Wills, I'm gonna have to sit down with you and pick your brain on how to grow the pineapple you gave me. Good job!

Bam, you must be running out of room? You can't keep this break neck pace for ever you know? You are beast! Nice pics and he's the mulberries are excellent table fair.

My Dad had another Tupi sprout up last week so that's 2 out of 4 now. Any more of yours sprout?

Ryan,

They are pretty easy to grow, I keep them next to the house and that protects them from the cold.  



Robert,

Still just the one, checked a week or so ago and the root I looked at was still alive.  

Pineapple too?  Florida sure sounds like paradise.

Those mulberries are enticing and if they taste as good as they look your in for some memorable pie.

Have you ever made wine with the mulberries?  My wife, who is a artistic genius in the kitchen, has been going on about wine ever since I told her we were getting mulberries this year.

Don,

We made wine up in PA from the white mulberries.  I do make wine from my blueberries as well.  

  • jtp

The pineapples were about the only thing that survived my greenhouse failure this winter. They stayed about the same size but did not die. Looking forward to getting them some good, humid summer weather, so they can catch up. The mulberries and pomegranates are all waking up and taking off like crazy. Thanks again for the trades.

Worlds apart!
Those beautiful pictures of fresh mulberries on tree there and snow failing at -3C here.

Enjoy the fruit while we enjoy your posted pictures.

JP,

What greenhouse failure?


Ottawan,

Well when I am melting in July you will be a lot more comfortable:)  

  • jtp

It was about 30 degrees colder than normal here. I underestimated when buying a heater. It worked too hard and the auto shutoff engaged, sending my greenhouse down to around 28. I lost nearly every tropical plant I had overnight. Broke my heart. I had heliconias, bird of paradise, cinnamon tree (it is a struggling little stick now, trying to come back), cardamom, turmeric, ginger, galangal, many others. Only the pineapples and cacti came out unscathed.

Once I get projects outdoors completed, I'm going to tackle the greenhouse retooling.
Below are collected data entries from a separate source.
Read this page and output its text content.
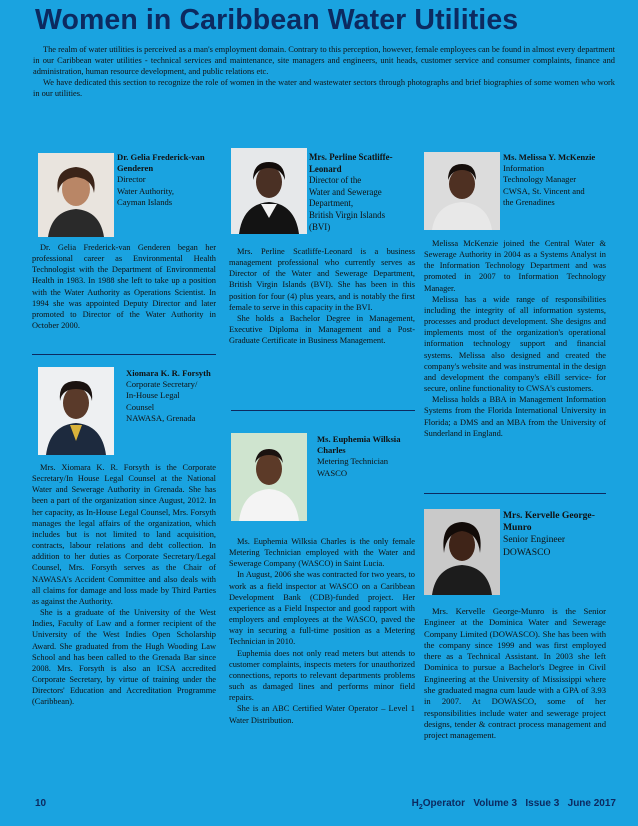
Women in Caribbean Water Utilities

The realm of water utilities is perceived as a man's employment domain. Contrary to this perception, however, female employees can be found in almost every department in our Caribbean water utilities - technical services and maintenance, site managers and engineers, unit heads, customer service and consumer complaints, finance and administration, human resource development, and public relations etc.

We have dedicated this section to recognize the role of women in the water and wastewater sectors through photographs and brief biographies of some women who work in our utilities.

Dr. Gelia Frederick-van Genderen
Director
Water Authority,
Cayman Islands

Dr. Gelia Frederick-van Genderen began her professional career as Environmental Health Technologist with the Department of Environmental Health in 1983. In 1988 she left to take up a position with the Water Authority as Operations Scientist. In 1994 she was appointed Deputy Director and later promoted to Director of the Water Authority in October 2000.

Xiomara K. R. Forsyth
Corporate Secretary/
In-House Legal
Counsel
NAWASA, Grenada

Mrs. Xiomara K. R. Forsyth is the Corporate Secretary/In House Legal Counsel at the National Water and Sewerage Authority in Grenada. She has been a part of the organization since August, 2012. In her capacity, as In-House Legal Counsel, Mrs. Forsyth manages the legal affairs of the organization, which includes but is not limited to land acquisition, contracts, labour relations and debt collection. In addition to her duties as Corporate Secretary/Legal Counsel, Mrs. Forsyth serves as the Chair of NAWASA's Accident Committee and also deals with all claims for damage and loss made by Third Parties as against the Authority.

She is a graduate of the University of the West Indies, Faculty of Law and a former recipient of the University of the West Indies Open Scholarship Award. She graduated from the Hugh Wooding Law School and has been called to the Grenada Bar since 2008. Mrs. Forsyth is also an ICSA accredited Corporate Secretary, by virtue of training under the Directors' Education and Accreditation Programme (Caribbean).

Mrs. Perline Scatliffe-Leonard
Director of the
Water and Sewerage
Department,
British Virgin Islands
(BVI)

Mrs. Perline Scatliffe-Leonard is a business management professional who currently serves as Director of the Water and Sewerage Department, British Virgin Islands (BVI). She has been in this position for four (4) plus years, and is notably the first female to serve in this capacity in the BVI.

She holds a Bachelor Degree in Management, Executive Diploma in Management and a Post-Graduate Certificate in Business Management.

Ms. Euphemia Wilksia Charles
Metering Technician
WASCO

Ms. Euphemia Wilksia Charles is the only female Metering Technician employed with the Water and Sewerage Company (WASCO) in Saint Lucia.

In August, 2006 she was contracted for two years, to work as a field inspector at WASCO on a Caribbean Development Bank (CDB)-funded project. Her experience as a Field Inspector and good rapport with employers and employees at the WASCO, paved the way in securing a full-time position as a Metering Technician in 2010.

Euphemia does not only read meters but attends to customer complaints, inspects meters for unauthorized connections, reports to relevant departments problems such as damaged lines and performs minor field repairs.

She is an ABC Certified Water Operator – Level 1 Water Distribution.

Ms. Melissa Y. McKenzie
Information
Technology Manager
CWSA, St. Vincent and
the Grenadines

Melissa McKenzie joined the Central Water & Sewerage Authority in 2004 as a Systems Analyst in the Information Technology Department and was promoted in 2007 to Information Technology Manager.

Melissa has a wide range of responsibilities including the integrity of all information systems, processes and product development. She designs and implements most of the organization's operational information technology support and financial systems. Melissa also designed and created the company's website and was instrumental in the design and development the company's eBill service- for secure, online functionality to CWSA's customers.

Melissa holds a BBA in Management Information Systems from the Florida International University in Florida; a DMS and an MBA from the University of Sunderland in England.

Mrs. Kervelle George-Munro
Senior Engineer
DOWASCO

Mrs. Kervelle George-Munro is the Senior Engineer at the Dominica Water and Sewerage Company Limited (DOWASCO). She has been with the company since 1999 and was first employed there as a Technical Assistant. In 2003 she left Dominica to pursue a Bachelor's Degree in Civil Engineering at the University of Mississippi where she graduated magna cum laude with a GPA of 3.93 in 2007. At DOWASCO, some of her responsibilities include water and sewerage project designs, tender & contract process management and project management.

10	$H_2Operator$   Volume 3   Issue 3   June 2017
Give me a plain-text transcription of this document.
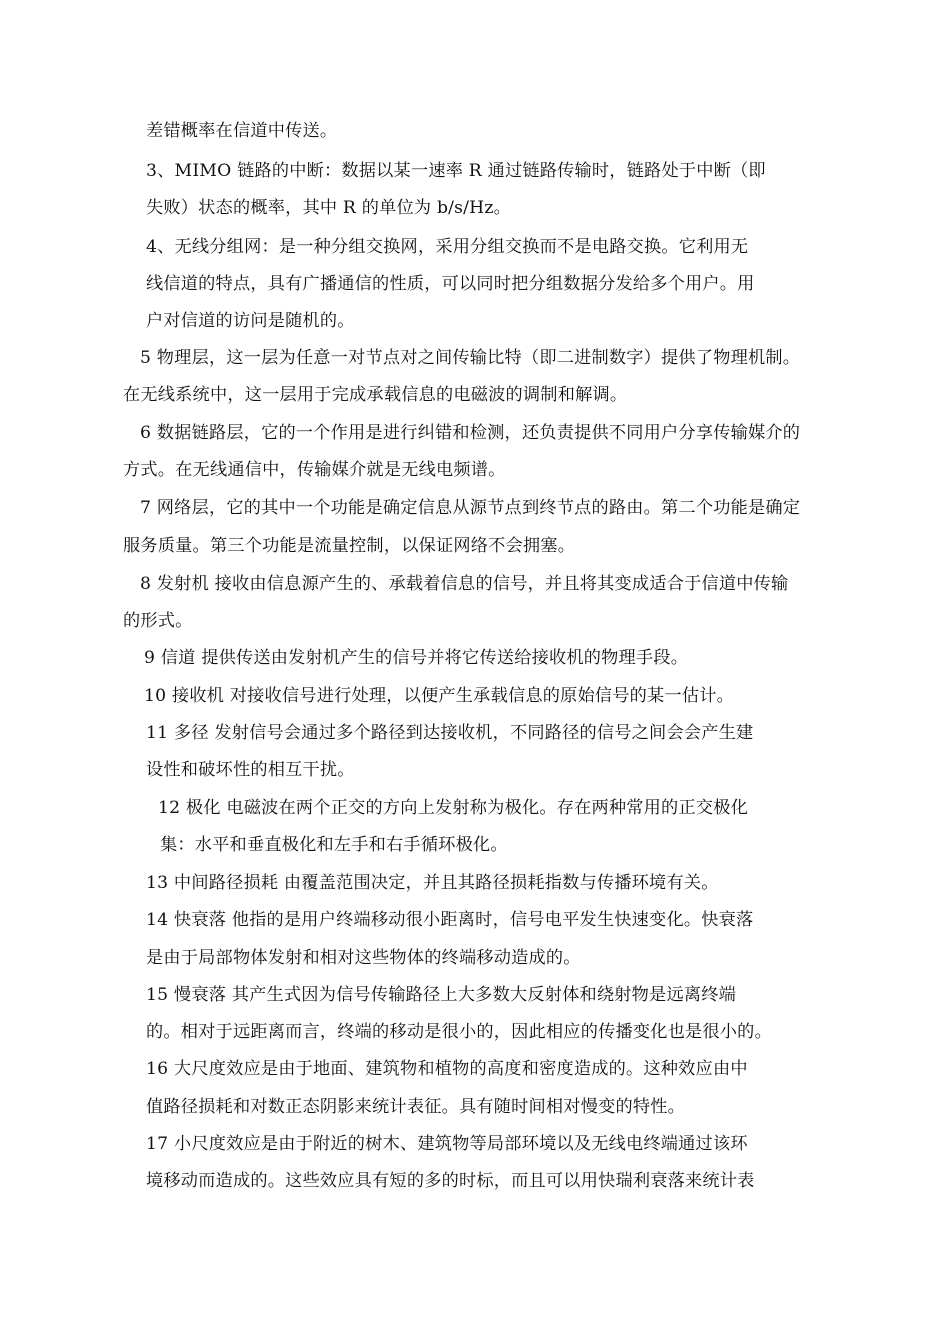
差错概率在信道中传送。
3、MIMO 链路的中断：数据以某一速率 R 通过链路传输时，链路处于中断（即
失败）状态的概率，其中 R 的单位为 b/s/Hz。
4、无线分组网：是一种分组交换网，采用分组交换而不是电路交换。它利用无
线信道的特点，具有广播通信的性质，可以同时把分组数据分发给多个用户。用
户对信道的访问是随机的。
5 物理层，这一层为任意一对节点对之间传输比特（即二进制数字）提供了物理机制。
在无线系统中，这一层用于完成承载信息的电磁波的调制和解调。
6 数据链路层，它的一个作用是进行纠错和检测，还负责提供不同用户分享传输媒介的
方式。在无线通信中，传输媒介就是无线电频谱。
7 网络层，它的其中一个功能是确定信息从源节点到终节点的路由。第二个功能是确定
服务质量。第三个功能是流量控制，以保证网络不会拥塞。
8 发射机 接收由信息源产生的、承载着信息的信号，并且将其变成适合于信道中传输
的形式。
9 信道 提供传送由发射机产生的信号并将它传送给接收机的物理手段。
10 接收机 对接收信号进行处理，以便产生承载信息的原始信号的某一估计。
11 多径 发射信号会通过多个路径到达接收机，不同路径的信号之间会会产生建
设性和破坏性的相互干扰。
12 极化 电磁波在两个正交的方向上发射称为极化。存在两种常用的正交极化
集：水平和垂直极化和左手和右手循环极化。
13 中间路径损耗 由覆盖范围决定，并且其路径损耗指数与传播环境有关。
14 快衰落 他指的是用户终端移动很小距离时，信号电平发生快速变化。快衰落
是由于局部物体发射和相对这些物体的终端移动造成的。
15 慢衰落 其产生式因为信号传输路径上大多数大反射体和绕射物是远离终端
的。相对于远距离而言，终端的移动是很小的，因此相应的传播变化也是很小的。
16 大尺度效应是由于地面、建筑物和植物的高度和密度造成的。这种效应由中
值路径损耗和对数正态阴影来统计表征。具有随时间相对慢变的特性。
17 小尺度效应是由于附近的树木、建筑物等局部环境以及无线电终端通过该环
境移动而造成的。这些效应具有短的多的时标，而且可以用快瑞利衰落来统计表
More (or better) plastic, better insulation, better heater - some of those, all of those, who knows? I have all summer to figure it out and try again. And maybe Mother Nature will not beat the hell out of us next year.

Quote:
Originally Posted by WillsC
 
 
The mulberries are so freaking good....fat and over an inch long.  The young tree has so many fruit on it.   I am locked in a battle of wills with this plant..it wants to be a tree and I am determined to keep it a bush.  I keep pruning and pulling the limbs down and tying them and it keeps trying to grow up. 
 


I want a Mulberry bush. I have been scared to get one because I have seen them make big trees and I do not have that kind of space. How hard is it to keep smell?

It really is not that hard.  I pruned the tips off the limbs then bent the limbs to the ground and tied them there.  The limbs then send new upright growth from the highest point of the bend.  I let those grew upright 4 feet or so then pruned the tips and bent and tied them down.  It makes it basically look like an umbrella on the ground.  Once the perimeter of the "umbrella" is filled out you just it go and it will get a bunch of upright limbs.  After the fruit picking is done you prune the tree back to the round form and new wood grows that will fruit the next year and the tree/bush is kept under 10 feet tall.